The world is alarmingly off-track to deliver sanitation for all by 2030. Despite progress, over half of the world’s population, 4.2 billion people, use sanitation services that leave human waste untreated, threatening human and environmental health. An estimated 673 million people have no toilets at all and practise open defecation, while nearly 698 million school-age children lacked basic sanitation services at their school. The consequences of poor sanitation are devastating to public health and social and economic development.
With only 10 years left until 2030, the rate at which sanitation coverage is increasing will need to quadruple if the world is to achieve the SDG sanitation targets.
At the current rate of progress, it will be the twenty-second century before sanitation for all is a reality. Clearly this is too slow.
While the challenge is significant, history shows that rapid progress is possible. To accelerate progress, sanitation must be defined as an essential public good – one that is foundational for a healthy population and prosperous society. Many countries have made rapid progress in sanitation coverage within a generation, transforming lives, the environment and the economy. Every country that has made rapid progress has had strong political leadership, with government playing an important role in policy, planning, mobilizing investment and regulating services.

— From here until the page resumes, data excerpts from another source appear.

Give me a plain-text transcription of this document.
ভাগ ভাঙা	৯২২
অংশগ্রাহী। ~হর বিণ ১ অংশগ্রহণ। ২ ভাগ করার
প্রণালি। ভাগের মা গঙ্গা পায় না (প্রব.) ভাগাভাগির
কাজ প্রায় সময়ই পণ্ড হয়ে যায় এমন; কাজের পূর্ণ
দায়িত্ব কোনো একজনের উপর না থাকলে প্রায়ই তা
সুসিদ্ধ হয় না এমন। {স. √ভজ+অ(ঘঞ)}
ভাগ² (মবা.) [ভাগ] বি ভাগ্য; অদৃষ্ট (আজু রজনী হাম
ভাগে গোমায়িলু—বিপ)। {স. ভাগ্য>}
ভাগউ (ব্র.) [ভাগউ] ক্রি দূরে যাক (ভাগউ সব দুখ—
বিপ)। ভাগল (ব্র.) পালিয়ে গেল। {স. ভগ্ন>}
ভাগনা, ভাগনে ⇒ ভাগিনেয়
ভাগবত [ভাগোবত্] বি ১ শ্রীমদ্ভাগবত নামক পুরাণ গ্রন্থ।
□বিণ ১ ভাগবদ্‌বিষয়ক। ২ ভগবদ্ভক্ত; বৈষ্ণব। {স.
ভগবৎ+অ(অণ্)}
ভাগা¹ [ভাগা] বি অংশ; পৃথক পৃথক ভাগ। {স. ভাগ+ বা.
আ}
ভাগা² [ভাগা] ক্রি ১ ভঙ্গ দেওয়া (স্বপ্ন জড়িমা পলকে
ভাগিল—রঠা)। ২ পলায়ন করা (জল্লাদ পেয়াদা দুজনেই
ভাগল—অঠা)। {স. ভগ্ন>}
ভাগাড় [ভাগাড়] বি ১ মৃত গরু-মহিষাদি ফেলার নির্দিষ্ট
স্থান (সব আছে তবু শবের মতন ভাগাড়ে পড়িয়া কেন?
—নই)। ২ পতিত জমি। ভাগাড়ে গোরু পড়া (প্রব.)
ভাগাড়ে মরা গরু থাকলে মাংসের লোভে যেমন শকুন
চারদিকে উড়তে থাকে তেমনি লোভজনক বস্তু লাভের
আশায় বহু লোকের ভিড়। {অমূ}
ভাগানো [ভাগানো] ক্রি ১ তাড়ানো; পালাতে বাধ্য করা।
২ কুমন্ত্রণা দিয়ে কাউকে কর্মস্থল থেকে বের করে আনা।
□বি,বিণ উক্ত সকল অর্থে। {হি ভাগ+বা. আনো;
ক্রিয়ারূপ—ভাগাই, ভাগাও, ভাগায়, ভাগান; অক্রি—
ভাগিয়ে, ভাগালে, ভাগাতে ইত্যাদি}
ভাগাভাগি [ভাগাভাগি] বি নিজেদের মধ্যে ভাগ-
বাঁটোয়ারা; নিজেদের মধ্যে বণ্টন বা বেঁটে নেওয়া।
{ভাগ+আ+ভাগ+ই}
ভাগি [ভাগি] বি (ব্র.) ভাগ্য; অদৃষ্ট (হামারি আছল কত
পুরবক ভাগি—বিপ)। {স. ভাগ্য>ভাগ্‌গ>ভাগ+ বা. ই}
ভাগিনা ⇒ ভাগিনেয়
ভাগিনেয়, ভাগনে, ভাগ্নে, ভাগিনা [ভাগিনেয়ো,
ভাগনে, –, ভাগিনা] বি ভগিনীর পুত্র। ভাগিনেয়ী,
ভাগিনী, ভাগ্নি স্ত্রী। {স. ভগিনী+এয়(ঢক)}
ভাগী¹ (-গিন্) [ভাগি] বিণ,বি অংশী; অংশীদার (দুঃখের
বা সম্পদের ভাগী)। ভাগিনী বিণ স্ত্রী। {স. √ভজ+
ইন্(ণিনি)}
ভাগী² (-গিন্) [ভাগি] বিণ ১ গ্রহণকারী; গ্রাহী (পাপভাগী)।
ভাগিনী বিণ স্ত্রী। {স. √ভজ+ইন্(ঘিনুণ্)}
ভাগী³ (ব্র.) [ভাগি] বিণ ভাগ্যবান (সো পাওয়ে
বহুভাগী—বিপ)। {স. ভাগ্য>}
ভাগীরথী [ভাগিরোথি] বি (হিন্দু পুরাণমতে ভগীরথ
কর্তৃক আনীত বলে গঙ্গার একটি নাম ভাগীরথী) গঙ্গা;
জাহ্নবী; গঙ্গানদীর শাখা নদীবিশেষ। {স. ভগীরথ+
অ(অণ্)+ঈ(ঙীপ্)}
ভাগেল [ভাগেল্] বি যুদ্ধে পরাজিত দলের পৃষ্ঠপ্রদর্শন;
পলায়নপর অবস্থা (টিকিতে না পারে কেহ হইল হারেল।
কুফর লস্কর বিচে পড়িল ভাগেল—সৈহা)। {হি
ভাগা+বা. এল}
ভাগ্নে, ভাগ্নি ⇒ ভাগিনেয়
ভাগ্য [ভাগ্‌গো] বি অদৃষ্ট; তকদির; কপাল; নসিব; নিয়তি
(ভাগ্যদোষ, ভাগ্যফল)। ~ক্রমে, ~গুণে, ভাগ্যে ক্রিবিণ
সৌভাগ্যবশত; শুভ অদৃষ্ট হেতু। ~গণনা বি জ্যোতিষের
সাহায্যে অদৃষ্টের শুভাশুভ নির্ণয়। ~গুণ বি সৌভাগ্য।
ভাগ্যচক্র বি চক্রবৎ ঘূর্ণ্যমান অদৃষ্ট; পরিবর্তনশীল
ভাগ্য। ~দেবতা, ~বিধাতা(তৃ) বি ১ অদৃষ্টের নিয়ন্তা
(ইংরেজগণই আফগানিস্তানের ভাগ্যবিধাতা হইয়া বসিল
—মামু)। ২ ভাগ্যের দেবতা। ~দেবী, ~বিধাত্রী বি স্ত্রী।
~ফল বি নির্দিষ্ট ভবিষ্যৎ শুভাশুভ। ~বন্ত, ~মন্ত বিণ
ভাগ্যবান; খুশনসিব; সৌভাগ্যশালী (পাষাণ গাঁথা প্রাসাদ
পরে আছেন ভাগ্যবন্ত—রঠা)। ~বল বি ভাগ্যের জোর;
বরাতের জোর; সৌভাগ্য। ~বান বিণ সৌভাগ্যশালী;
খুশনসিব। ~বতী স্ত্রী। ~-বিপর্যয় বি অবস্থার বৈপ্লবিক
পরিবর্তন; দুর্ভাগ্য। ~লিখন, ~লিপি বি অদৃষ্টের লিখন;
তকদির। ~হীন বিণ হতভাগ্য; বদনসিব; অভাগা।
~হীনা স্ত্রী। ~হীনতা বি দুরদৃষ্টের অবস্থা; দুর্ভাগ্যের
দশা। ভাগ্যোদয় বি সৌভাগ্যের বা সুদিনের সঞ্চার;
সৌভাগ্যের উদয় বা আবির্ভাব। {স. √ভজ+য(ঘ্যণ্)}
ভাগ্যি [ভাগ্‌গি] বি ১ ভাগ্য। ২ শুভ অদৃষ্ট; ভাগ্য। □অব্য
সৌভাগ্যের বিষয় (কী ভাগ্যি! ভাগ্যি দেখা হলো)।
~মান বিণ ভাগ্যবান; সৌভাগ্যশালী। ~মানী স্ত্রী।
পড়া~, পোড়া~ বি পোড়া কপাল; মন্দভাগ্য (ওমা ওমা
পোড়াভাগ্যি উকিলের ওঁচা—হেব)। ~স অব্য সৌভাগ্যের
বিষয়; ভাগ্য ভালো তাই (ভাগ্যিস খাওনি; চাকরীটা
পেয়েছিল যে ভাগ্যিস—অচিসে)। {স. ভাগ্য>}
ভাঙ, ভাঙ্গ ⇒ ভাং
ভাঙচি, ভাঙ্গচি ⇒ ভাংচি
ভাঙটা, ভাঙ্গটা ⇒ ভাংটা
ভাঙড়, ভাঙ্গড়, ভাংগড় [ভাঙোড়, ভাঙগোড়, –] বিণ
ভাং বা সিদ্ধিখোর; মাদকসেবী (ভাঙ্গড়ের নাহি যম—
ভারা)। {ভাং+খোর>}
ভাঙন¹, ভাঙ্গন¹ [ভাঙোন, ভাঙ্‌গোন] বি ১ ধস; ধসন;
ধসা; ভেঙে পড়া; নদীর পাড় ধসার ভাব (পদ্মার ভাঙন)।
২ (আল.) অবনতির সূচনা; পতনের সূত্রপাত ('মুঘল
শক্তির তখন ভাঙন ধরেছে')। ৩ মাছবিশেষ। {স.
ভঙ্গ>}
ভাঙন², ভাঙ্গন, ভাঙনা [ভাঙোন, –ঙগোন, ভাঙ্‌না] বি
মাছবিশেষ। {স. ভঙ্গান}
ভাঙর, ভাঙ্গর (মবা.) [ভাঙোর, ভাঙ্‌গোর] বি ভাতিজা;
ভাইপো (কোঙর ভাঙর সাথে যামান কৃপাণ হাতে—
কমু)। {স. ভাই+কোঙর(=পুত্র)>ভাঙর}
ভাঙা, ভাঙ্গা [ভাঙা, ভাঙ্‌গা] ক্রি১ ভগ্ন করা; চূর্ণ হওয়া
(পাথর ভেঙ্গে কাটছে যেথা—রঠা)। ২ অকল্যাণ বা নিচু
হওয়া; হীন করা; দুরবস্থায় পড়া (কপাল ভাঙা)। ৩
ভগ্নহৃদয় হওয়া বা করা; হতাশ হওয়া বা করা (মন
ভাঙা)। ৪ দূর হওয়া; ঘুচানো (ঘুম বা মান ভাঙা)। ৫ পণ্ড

Sanitation is a human right. Everyone is entitled to sanitation services that provide privacy, ensure dignity and safety, and that are physically accessible and affordable. Sanitation is also a public good, providing benefits across society in improved health as well as economic and social development. The lack of safe sanitation leads to illness and disease that disproportionately affect children, including diarrhea, worm infections and stunting. But poor sanitation affects everyone, and a polluted environment impacts the entire community, whether or not an individual household has a sanitation facility. In addition to hard-to-quantify effects on dignity, safety and gender equality, there are significant financial costs related to lack of sanitation, including increased health care costs, lost income, forgone educational opportunities and costs resulting from pollution. Poor sanitation disproportionately affects the most vulnerable and disadvantaged, particularly women and people living with disabilities. Sanitation workers, often stigmatized and marginalized, face unacceptable health risks and indignities in an unhealthy and unregulated environment.